Scientists gearing up to explore mysterious 425-foot underwater sinkholes off the coast of Florida.
Blue holes are underwater sinkholes, similar to sink holes on land. Underwater sink holes, springs, and caverns are karst (calcium carbonate rock) features that are scattered across Florida’s Gulf continental shelf. They vary in size, shape and depth, but most are ecological hot spots with a high diversity of abundance of plants and animals.
Above: A diver’s view looking up to the opening of Amberjack Hole. Image courtesy of Mote Marine Laboratory
In May and September 2019, a team of scientists from Mote Marine Laboratory, Florida Atlantic University/Harbor Branch, Georgia Institute of Technology and the U.S. Geological Society, with support from the NOAA Office of Ocean Exploration and Research, explored one blue hole, dubbed “Amberjack Hole,” approximately 30 miles offshore west of Sarasota. In August 2020 and May 2021, a second deeper location, Green Banana, will be explored.

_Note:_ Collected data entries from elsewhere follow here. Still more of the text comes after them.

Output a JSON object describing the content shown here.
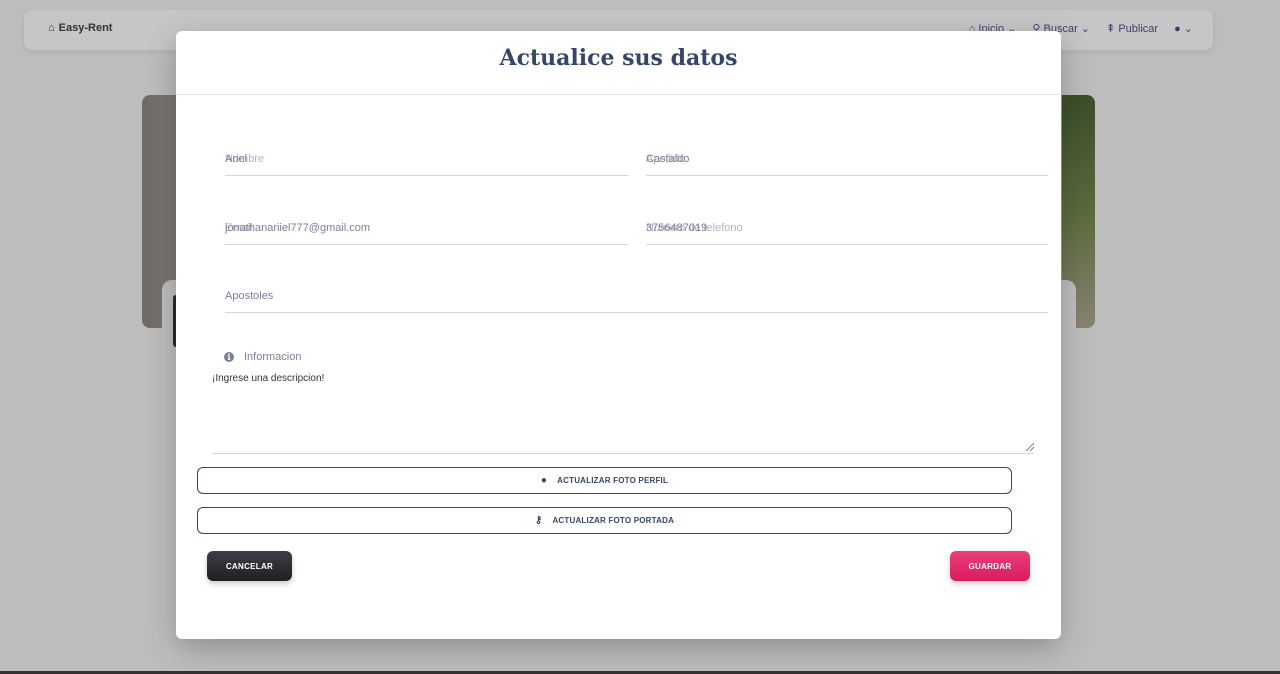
{
  "navbar": {
    "brand": "Easy-Rent",
    "brand_icon": "home-outline-icon",
    "links": [
      {
        "label": "Inicio",
        "icon": "home-icon"
      },
      {
        "label": "Buscar",
        "icon": "search-icon"
      },
      {
        "label": "Publicar",
        "icon": "upload-icon"
      }
    ],
    "user_icon": "user-icon"
  },
  "modal": {
    "title": "Actualice sus datos",
    "fields": {
      "nombre": {
        "value": "Ariel",
        "placeholder": "Nombre"
      },
      "apellido": {
        "value": "Castaldo",
        "placeholder": "Apellido"
      },
      "email": {
        "value": "jonathanariiel777@gmail.com",
        "placeholder": "Email"
      },
      "telefono": {
        "value": "3756487019",
        "placeholder": "Numero de telefono"
      },
      "ciudad": {
        "value": "Apostoles"
      }
    },
    "info": {
      "label": "Informacion",
      "icon": "info-icon",
      "value": "¡Ingrese una descripcion!"
    },
    "buttons": {
      "foto_perfil": "ACTUALIZAR FOTO PERFIL",
      "foto_portada": "ACTUALIZAR FOTO PORTADA",
      "cancelar": "CANCELAR",
      "guardar": "GUARDAR"
    }
  },
  "colors": {
    "title": "#344767",
    "primary_pink": "#e91e63",
    "dark_button": "#202020",
    "overlay": "#bdbdbd"
  }
}
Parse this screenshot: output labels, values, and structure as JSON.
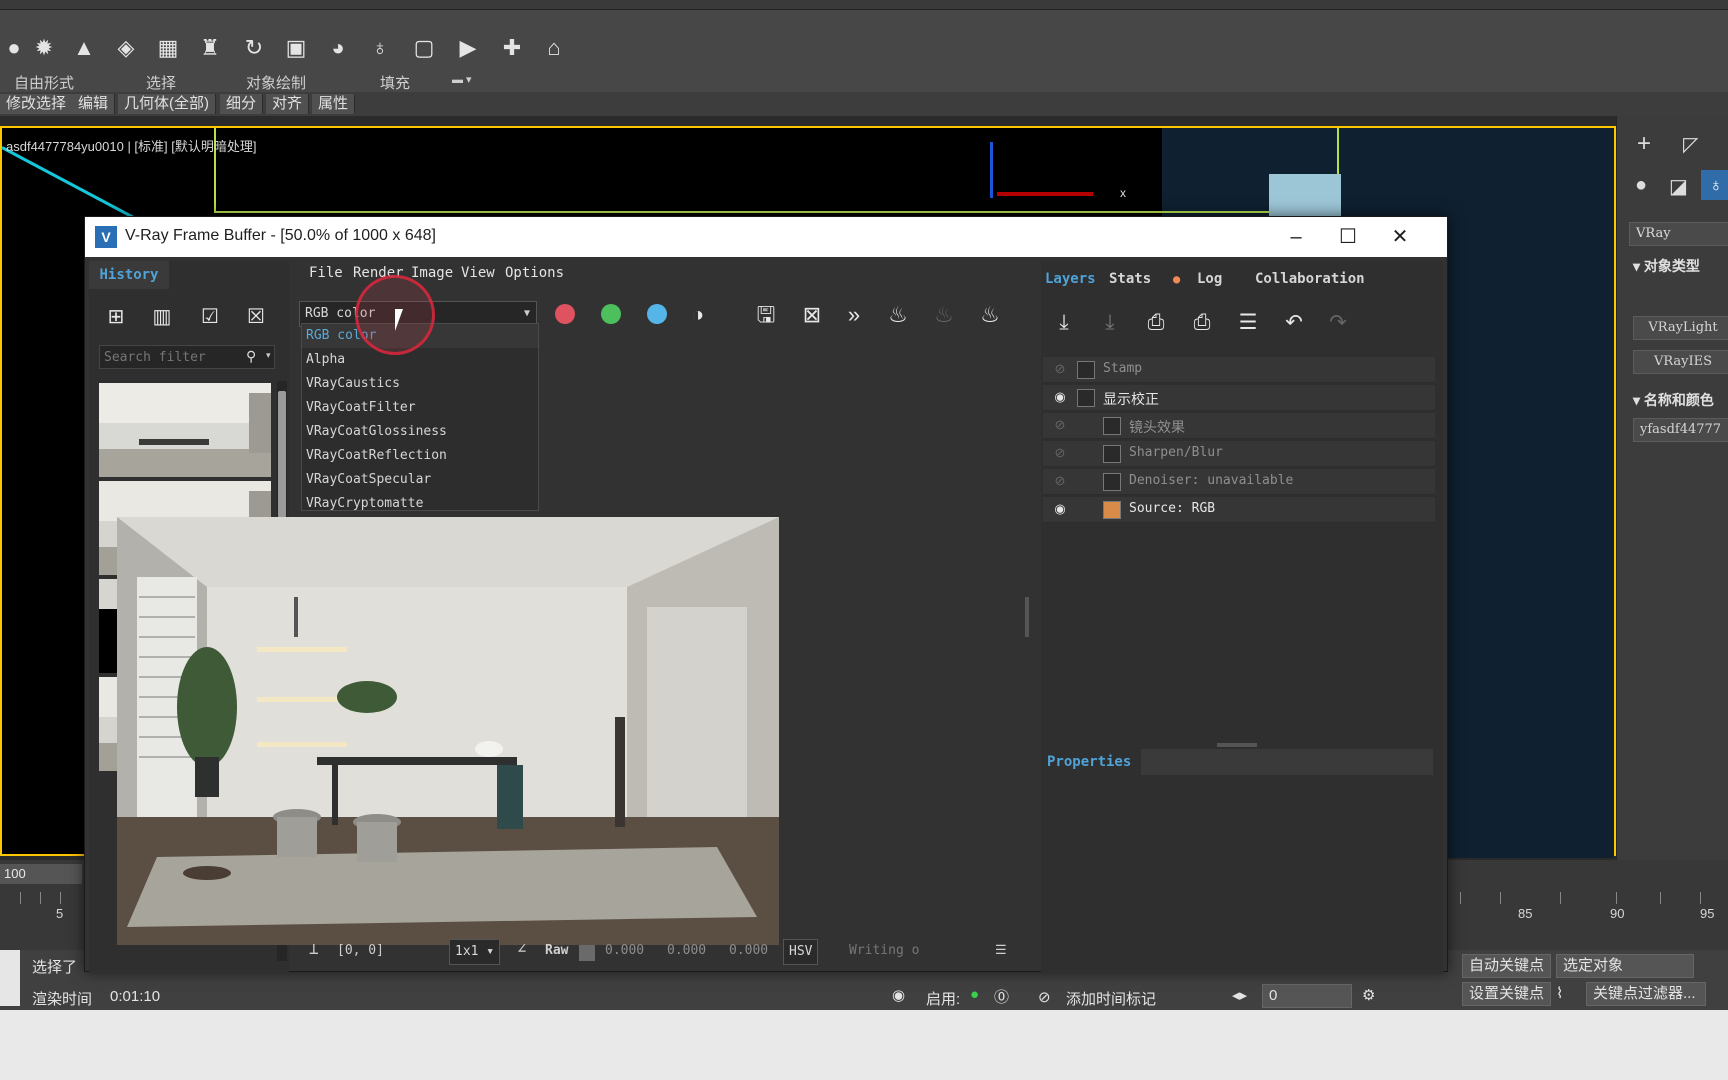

The 2019 work was the team’s most detailed blue hole investigation to date, as they deployed divers and a “benthic lander”—a framework holding multiple scientific instruments collectively weighing more than 270 kilograms (600 pounds)—into Amberjack Hole, whose bottom extends deeper than 107 meters (350 feet). The team documented life around the rim of the hole and carbon, nutrients, and microscopic life throughout the hole and in its bottom sediments.